Foreign investors are continually withdrawing money, not caring about the devastation of the Indian stock market. The money withdrawal process that began in October continues. Foreign investors have withdrawn a record amount of Rs 26,000 crore in about 50 days. In such a situation, the most important question is: where do foreign investors get this money? If there had been an exodus of foreign investors to China’s stock markets, there would have been little change in the situation on the Shanghai and Hang Seng stock markets. The Hong Kong stock market has seen a drop of more than 4 percent in the past month. At the same time, the Shanghai index has seen an increase of just over 2 percent.
From this it can be clearly deduced that foreign investors do not withdraw money from the Indian stock market to invest it all in China. According to experts, foreign investors have adopted a new way of making money in the stock market. Now they are busy withdrawing money from the secondary market and making profits from the primary market. This means that the goal of FPI is to make money from the IPO. Let’s try to understand from the figures, where is this money going?
Record made by investment in IPO
Foreign investors have withdrawn record amounts from Indian stocks since October and this trend has not stopped yet. At the same time, FPIs are using this money to make profits from the IPO. Its primary market purchases, including IPOs and preferred stock sales, reached $11.5 billion this year, according to data released by Central Depository Services Ltd. This means foreign investors have surpassed their previous record from 2021. In Instead, global funds have sold more than $13 billion worth of shares on both stock exchanges. Therefore, a correction has been observed in Nifty, the main index of the National Stock Exchange.
read this too
Why is love for IPOs increasing?
Deven Choksey, Managing Director of DR Choksey Finserv Private Limited, said in an ET report that foreign investors are now investing in many companies, i.e. IPOs, because they have the ability to generate returns at a very fast pace. On the other hand, the main reason for booking profits in the secondary market is the high valuation. India has become a hotspot for dealmaking, with companies raising a record $28.4 billion from initial public offerings and primary equity offerings this year, according to data compiled by primedatabase.com for Bloomberg. This is more than double the capital raised in 2023.

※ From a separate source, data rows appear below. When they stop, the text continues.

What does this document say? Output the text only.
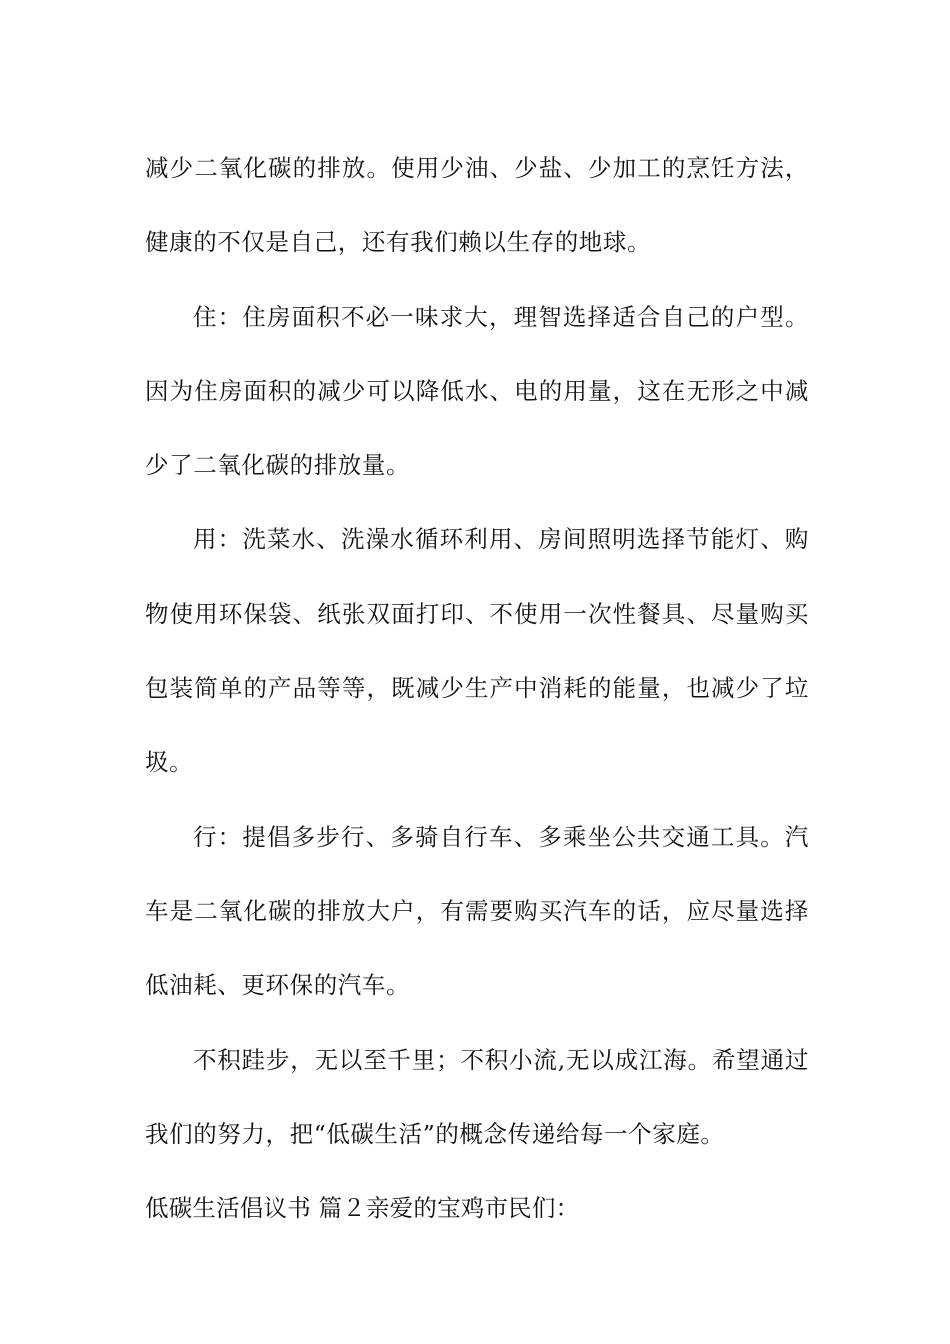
减少二氧化碳的排放。使用少油、少盐、少加工的烹饪方法，健康的不仅是自己，还有我们赖以生存的地球。

住：住房面积不必一味求大，理智选择适合自己的户型。因为住房面积的减少可以降低水、电的用量，这在无形之中减少了二氧化碳的排放量。

用：洗菜水、洗澡水循环利用、房间照明选择节能灯、购物使用环保袋、纸张双面打印、不使用一次性餐具、尽量购买包装简单的产品等等，既减少生产中消耗的能量，也减少了垃圾。

行：提倡多步行、多骑自行车、多乘坐公共交通工具。汽车是二氧化碳的排放大户，有需要购买汽车的话，应尽量选择低油耗、更环保的汽车。

不积跬步，无以至千里；不积小流,无以成江海。希望通过我们的努力，把“低碳生活”的概念传递给每一个家庭。

低碳生活倡议书 篇２亲爱的宝鸡市民们：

Companies fight to go public
Data shows that enthusiasm for new listings has also overshadowed their post-listing performance, with IPOs seeing an average rise of 24 percent on their first day of trading this year. The Nifty has fallen more than 10 percent from its September peak, but still trades at about 20 times its trailing 12-month earnings, the most expensive in the world. Still, some important public issues have struggled despite the rebound. Hyundai Motor Company’s Indian unit launched the country’s biggest IPO, worth $3.3 billion, listing at the biggest discount ever in India.
On the other hand, retail investors are avoiding IPOs due to valuation and growth concerns. Ola Electric Mobility Ltd shares are trading below their IPO price, after almost doubling in value in the first six sessions since its listing in early August. “Our clients believe now is a good time to be in India,” said Mike Sale, head of global emerging markets equities at London-based Alquity Investment Management Ltd.